Die Bundesregierung will trotz der harten Haltung der Union weiter auf einen schnellen Rentenkonsens dringen. Eine Regierungssprecherin sagte am Freitag eine Antwort von Bundeskanzler Gerhard Schröder (SPD) auf einen neuen Rentenbrief der Unionsspitzen zu, die darin vor weiteren Gesprächen die Erfüllung von Kernforderungen verlangen. Die Antwort könne kurzfristig gegeben werden, hieß es. Nach Angaben des Arbeitsministeriums sollen die für Mittwoch angesetzte Expertengespräche auch dann stattfinden, wenn die Union wie angekündigt nicht daran teilnimmt.

In Regierungskreisen hieß es, möglicherweise unternehme Schröder noch einmal einen Versuch, die Union doch noch ins Boot zu holen. Gleichzeitig müsse man aber auch Handlungsfähigkeit beweisen.

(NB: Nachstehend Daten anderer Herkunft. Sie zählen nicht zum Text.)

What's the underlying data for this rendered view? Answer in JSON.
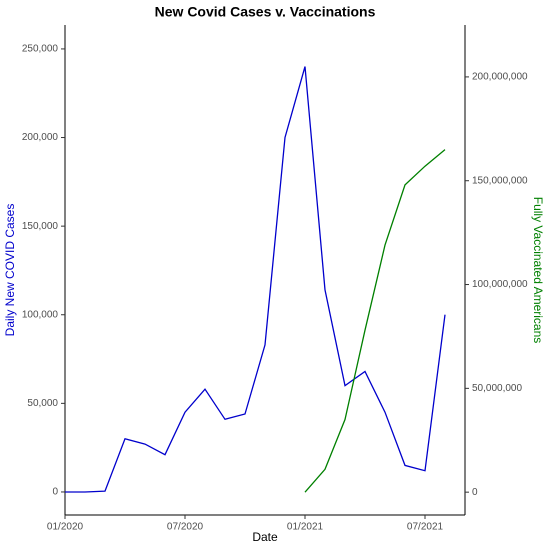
{
  "chart_data": {
    "type": "line",
    "title": "New Covid Cases v. Vaccinations",
    "xlabel": "Date",
    "ylabel": "Daily New COVID Cases",
    "y2label": "Fully Vaccinated Americans",
    "x": [
      "2020-01",
      "2020-02",
      "2020-03",
      "2020-04",
      "2020-05",
      "2020-06",
      "2020-07",
      "2020-08",
      "2020-09",
      "2020-10",
      "2020-11",
      "2020-12",
      "2021-01",
      "2021-02",
      "2021-03",
      "2021-04",
      "2021-05",
      "2021-06",
      "2021-07",
      "2021-08"
    ],
    "series": [
      {
        "color": "#0000cc",
        "values": [
          0,
          0,
          500,
          30000,
          27000,
          21000,
          45000,
          58000,
          41000,
          44000,
          83000,
          200000,
          240000,
          114000,
          60000,
          68000,
          45000,
          15000,
          12000,
          100000
        ]
      },
      {
        "color": "#008000",
        "axis": "y2",
        "values": [
          null,
          null,
          null,
          null,
          null,
          null,
          null,
          null,
          null,
          null,
          null,
          null,
          0,
          11000000,
          35000000,
          78000000,
          119000000,
          148000000,
          157000000,
          165000000
        ]
      }
    ],
    "xlim": [
      "2020-01",
      "2021-09"
    ],
    "xticks": [
      {
        "value": "2020-01",
        "label": "01/2020"
      },
      {
        "value": "2020-07",
        "label": "07/2020"
      },
      {
        "value": "2021-01",
        "label": "01/2021"
      },
      {
        "value": "2021-07",
        "label": "07/2021"
      }
    ],
    "ylim": [
      -13000,
      263500
    ],
    "yticks": [
      0,
      {
        "value": 50000,
        "label": "50,000"
      },
      {
        "value": 100000,
        "label": "100,000"
      },
      {
        "value": 150000,
        "label": "150,000"
      },
      {
        "value": 200000,
        "label": "200,000"
      },
      {
        "value": 250000,
        "label": "250,000"
      }
    ],
    "y2lim": [
      -11000000,
      225000000
    ],
    "y2ticks": [
      0,
      {
        "value": 50000000,
        "label": "50,000,000"
      },
      {
        "value": 100000000,
        "label": "100,000,000"
      },
      {
        "value": 150000000,
        "label": "150,000,000"
      },
      {
        "value": 200000000,
        "label": "200,000,000"
      }
    ],
    "grid": false
  }
}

Merkel und Stoiber bedauerten in einem zweiten gemeinsamen Brief an Schröder, dass er in seiner Antwort auf ihr erstes Schreiben ihre Fragen und Anliegen nicht berücksichtigt habe. "Für uns ist nicht erkennbar, dass wir durch Ihr Schreiben einem Konsens näher gekommen sind", schreiben sie. Stoiber kritisierte Schröders erste Antwort als schlampig. Der Kanzler hatte in seinem Schreiben für eine grundsätzliche Einigung noch vor der Sommerpause geworben und den Willen zu Entgegenkommen in strittigen Punkten gezeigt.

CDU-Vize Christian Wulff sagte, die Union könne sich neue Fachgespräche nicht vorstellen, solange in zentralen Punkten nicht Klarheit geschaffen sei. Die vom Arbeitsministerium ausgesprochene Einladung sei "völlig verfrüht". Merkel sagte, ohne eine neue schriftliche Antwort Schröders werde es solche Gespräche nicht geben.

Arbeitsminister Walter Riester (SPD) betonte, die Rentenreform dulde keinen weiteren Aufschub. Er halte daher am Gesprächstermin für Mittwoch fest.